Pentagon chief arrives in Europe amid Syria crisis
US Defence Secretary Ashton Carter arrived in Madrid on Sunday, beginning a European tour amid alarm over Russian bombardments in Syria and the refugee crisis sparked by the conflict.
The trip comes at a fraught time for Carter, who started in the Pentagon's top job in February and who faces pressure at home over Syria and a simmering scandal involving military officials allegedly cherry-picking intelligence.
Adding to Carter's woes, a suspected US air strike on a hospital in the Afghan city of Kunduz killed 19 people Saturday.
The five-day trip to Spain, Italy, Britain and a NATO ministerial summit in Brussels is intended to recognise the work of ally nations as they scramble to tackle the refugee crisis as well as respond to Russian aggression in eastern Ukraine.
"It's a also a perfect reminder, especially given everything that Russia is doing right now, that the United States faces these threats in groups, in coalitions, in alliances," a senior US defence official said, speaking on condition of anonymity.
"It couldn't be more of a contrast to what we see Russia doing."
While in Spain, Carter will visit a base in Moron de la Frontera.
The Spanish senate last month approved the establishment of a permanent force of 2,200 US marines at the facility, which was initially bolstered in the wake of the 2012 attack on a US mission in Benghazi, eastern Libya.
The main mission of the Special-Purpose Marine Air-Ground Task Force Crisis Response (MAGTF) unit is to protect US embassies in Africa, evacuate civilians in difficulty, or intervene in conflicts or humanitarian crises.
It "was set up after Benghazi to give us a greater reach, flexibility and agility into threats emanating out of North Africa and the Middle East," the defence official said.
"It's just one of the symbols we have of how we are trying to deal with a new character of threats."
- Support for Ukraine -
Carter, 61, has been on the job for eight months but unlike some of his predecessors -- such as Donald Rumsfeld and Robert Gates -- he has not established himself as a household name.
Carter has appeared reluctant to stray from official White House talking points and critics say he is overly cautious in his public pronouncements.
The Pentagon is under massive pressure over its efforts to intervene in Syria.
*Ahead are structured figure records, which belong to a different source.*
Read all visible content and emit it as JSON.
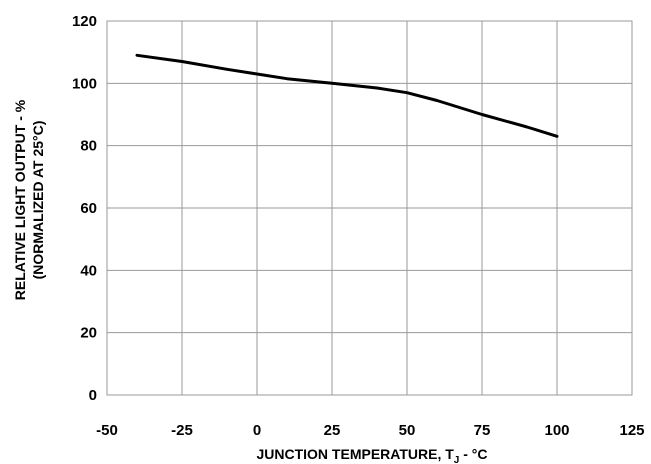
{
  "chart_data": {
    "type": "line",
    "title": "",
    "xlabel_main": "JUNCTION TEMPERATURE, T",
    "xlabel_sub": "J",
    "xlabel_tail": " - °C",
    "ylabel_line1": "RELATIVE LIGHT OUTPUT - %",
    "ylabel_line2": "(NORMALIZED AT 25°C)",
    "xlim": [
      -50,
      125
    ],
    "ylim": [
      0,
      120
    ],
    "x_ticks": [
      -50,
      -25,
      0,
      25,
      50,
      75,
      100,
      125
    ],
    "y_ticks": [
      0,
      20,
      40,
      60,
      80,
      100,
      120
    ],
    "grid": true,
    "series": [
      {
        "x": [
          -40,
          -25,
          -10,
          0,
          10,
          25,
          40,
          50,
          60,
          75,
          90,
          100
        ],
        "y": [
          109,
          107,
          104.5,
          103,
          101.5,
          100,
          98.5,
          97,
          94.5,
          90,
          86,
          83
        ]
      }
    ]
  }
}
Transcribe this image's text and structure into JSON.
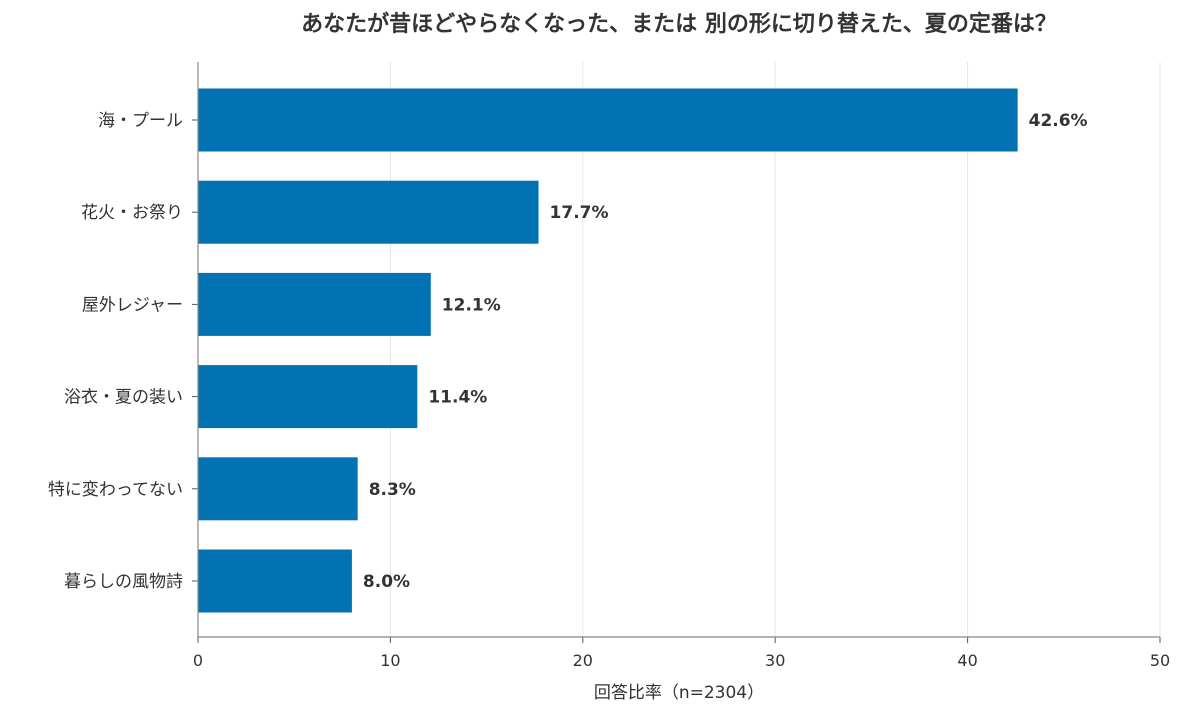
{
  "chart_data": {
    "type": "bar",
    "orientation": "horizontal",
    "title": "あなたが昔ほどやらなくなった、または 別の形に切り替えた、夏の定番は？",
    "xlabel": "回答比率（n=2304）",
    "ylabel": "",
    "xlim": [
      0,
      50
    ],
    "xticks": [
      0,
      10,
      20,
      30,
      40,
      50
    ],
    "grid": "vertical",
    "categories": [
      "海・プール",
      "花火・お祭り",
      "屋外レジャー",
      "浴衣・夏の装い",
      "特に変わってない",
      "暮らしの風物詩"
    ],
    "values": [
      42.6,
      17.7,
      12.1,
      11.4,
      8.3,
      8.0
    ],
    "data_labels": [
      "42.6%",
      "17.7%",
      "12.1%",
      "11.4%",
      "8.3%",
      "8.0%"
    ],
    "bar_color": "#0272b3"
  }
}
While the White House does not want to commit ground forces to another difficult Middle East conflict, opponents are outraged by what they see as a lack of US action to halt the war that has claimed some 250,000 lives and displaced millions.
America leads a coalition of more than 60 nations conducting daily drone and plane strikes against Islamic State jihadists in Syria and Iraq, but is not targeting the regime of Syrian President Bashar al-Assad.
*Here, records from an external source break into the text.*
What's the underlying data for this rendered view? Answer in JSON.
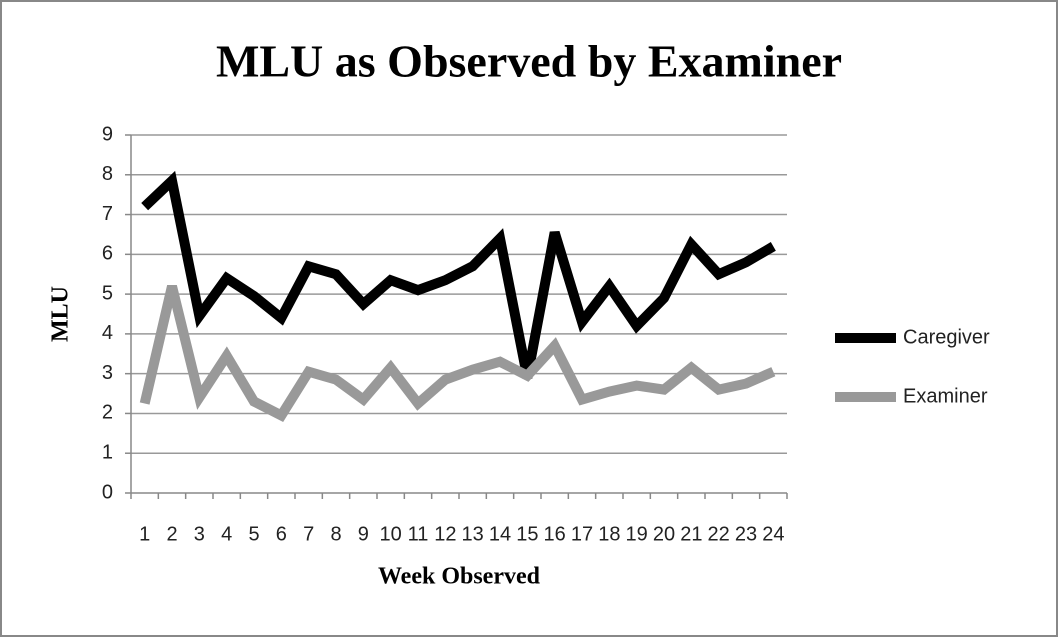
{
  "chart_data": {
    "type": "line",
    "title": "MLU as Observed by Examiner",
    "x_label": "Week Observed",
    "y_label": "MLU",
    "categories": [
      "1",
      "2",
      "3",
      "4",
      "5",
      "6",
      "7",
      "8",
      "9",
      "10",
      "11",
      "12",
      "13",
      "14",
      "15",
      "16",
      "17",
      "18",
      "19",
      "20",
      "21",
      "22",
      "23",
      "24"
    ],
    "series": [
      {
        "name": "Caregiver",
        "color": "#000000",
        "values": [
          7.2,
          7.85,
          4.45,
          5.4,
          4.95,
          4.4,
          5.7,
          5.5,
          4.75,
          5.35,
          5.1,
          5.35,
          5.7,
          6.4,
          2.9,
          6.55,
          4.3,
          5.2,
          4.2,
          4.9,
          6.25,
          5.5,
          5.8,
          6.2
        ]
      },
      {
        "name": "Examiner",
        "color": "#999999",
        "values": [
          2.25,
          5.2,
          2.4,
          3.45,
          2.3,
          1.95,
          3.05,
          2.85,
          2.35,
          3.15,
          2.25,
          2.85,
          3.1,
          3.3,
          2.95,
          3.7,
          2.35,
          2.55,
          2.7,
          2.6,
          3.15,
          2.6,
          2.75,
          3.05
        ]
      }
    ],
    "ylim": [
      0,
      9
    ],
    "yticks": [
      0,
      1,
      2,
      3,
      4,
      5,
      6,
      7,
      8,
      9
    ],
    "grid": true,
    "legend": "right"
  }
}
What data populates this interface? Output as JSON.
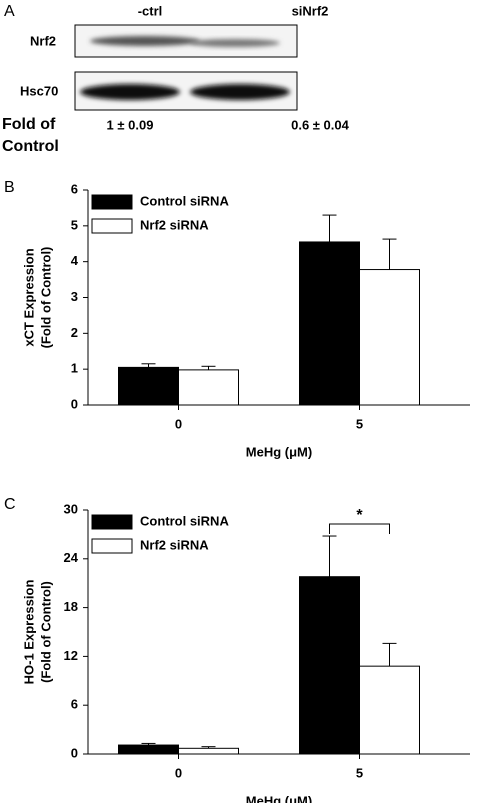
{
  "blot": {
    "panel_label": "A",
    "lanes": [
      "-ctrl",
      "siNrf2"
    ],
    "rows": [
      "Nrf2",
      "Hsc70"
    ],
    "quant_label": [
      "Fold of",
      "Control"
    ],
    "quant_values": [
      "1 ± 0.09",
      "0.6 ± 0.04"
    ]
  },
  "chart_data": [
    {
      "type": "bar",
      "panel_label": "B",
      "ylabel": [
        "xCT Expression",
        "(Fold of Control)"
      ],
      "xlabel": "MeHg (μM)",
      "categories": [
        "0",
        "5"
      ],
      "series": [
        {
          "name": "Control siRNA",
          "color": "#000000",
          "values": [
            1.05,
            4.55
          ],
          "errors": [
            0.1,
            0.75
          ]
        },
        {
          "name": "Nrf2 siRNA",
          "color": "#ffffff",
          "values": [
            0.98,
            3.78
          ],
          "errors": [
            0.1,
            0.85
          ]
        }
      ],
      "ylim": [
        0,
        6
      ],
      "yticks": [
        0,
        1,
        2,
        3,
        4,
        5,
        6
      ],
      "legend": "upper left"
    },
    {
      "type": "bar",
      "panel_label": "C",
      "ylabel": [
        "HO-1 Expression",
        "(Fold of Control)"
      ],
      "xlabel": "MeHg (μM)",
      "categories": [
        "0",
        "5"
      ],
      "series": [
        {
          "name": "Control siRNA",
          "color": "#000000",
          "values": [
            1.1,
            21.8
          ],
          "errors": [
            0.2,
            5
          ]
        },
        {
          "name": "Nrf2 siRNA",
          "color": "#ffffff",
          "values": [
            0.7,
            10.8
          ],
          "errors": [
            0.2,
            2.8
          ]
        }
      ],
      "ylim": [
        0,
        30
      ],
      "yticks": [
        0,
        6,
        12,
        18,
        24,
        30
      ],
      "legend": "upper left",
      "annotation": "*"
    }
  ]
}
Russia this week started bombing Syria to support Assad, adding a bloody new geopolitical dimension to the humanitarian catastrophe.
The Pentagon is also trying to train moderate Syrian rebels to fight IS but the programme has been roundly denounced as a flop after some rebels gave ammunition to an Al-Qaeda-linked group and other fighters disappeared.
And a scandal has seen the Pentagon inspector general probe allegations senior military officials cherry-picked information to downplay the strength of the Islamic State group and Al-Qaeda's branch in Syria.
After Spain, Carter visits Sigonella in Italy, where a forward operating base for the MAGTF has been established. He will then meet leaders in Rome.
On Thursday, he travels to Brussels to attend a NATO summit expected to discuss Ukraine, Russia, Syria, Afghanistan and nuclear capabilities.
The US is helping train Ukrainian forces and has sent "non-lethal" military aid. On the ground, the security situation in east Ukraine appears to have improved in recent weeks with a truce between government troops and pro-Russian separatists largely holding.
Carter visits London for bilateral talks Friday with Britain's Defence Secretary Michael Fallon, to discuss the UK's ongoing Strategic Defence and Security Review.
He is also expected to discuss innovation. Carter, a physicist and a former Harvard University professor, has stressed the need for the US military to retain its technological edge.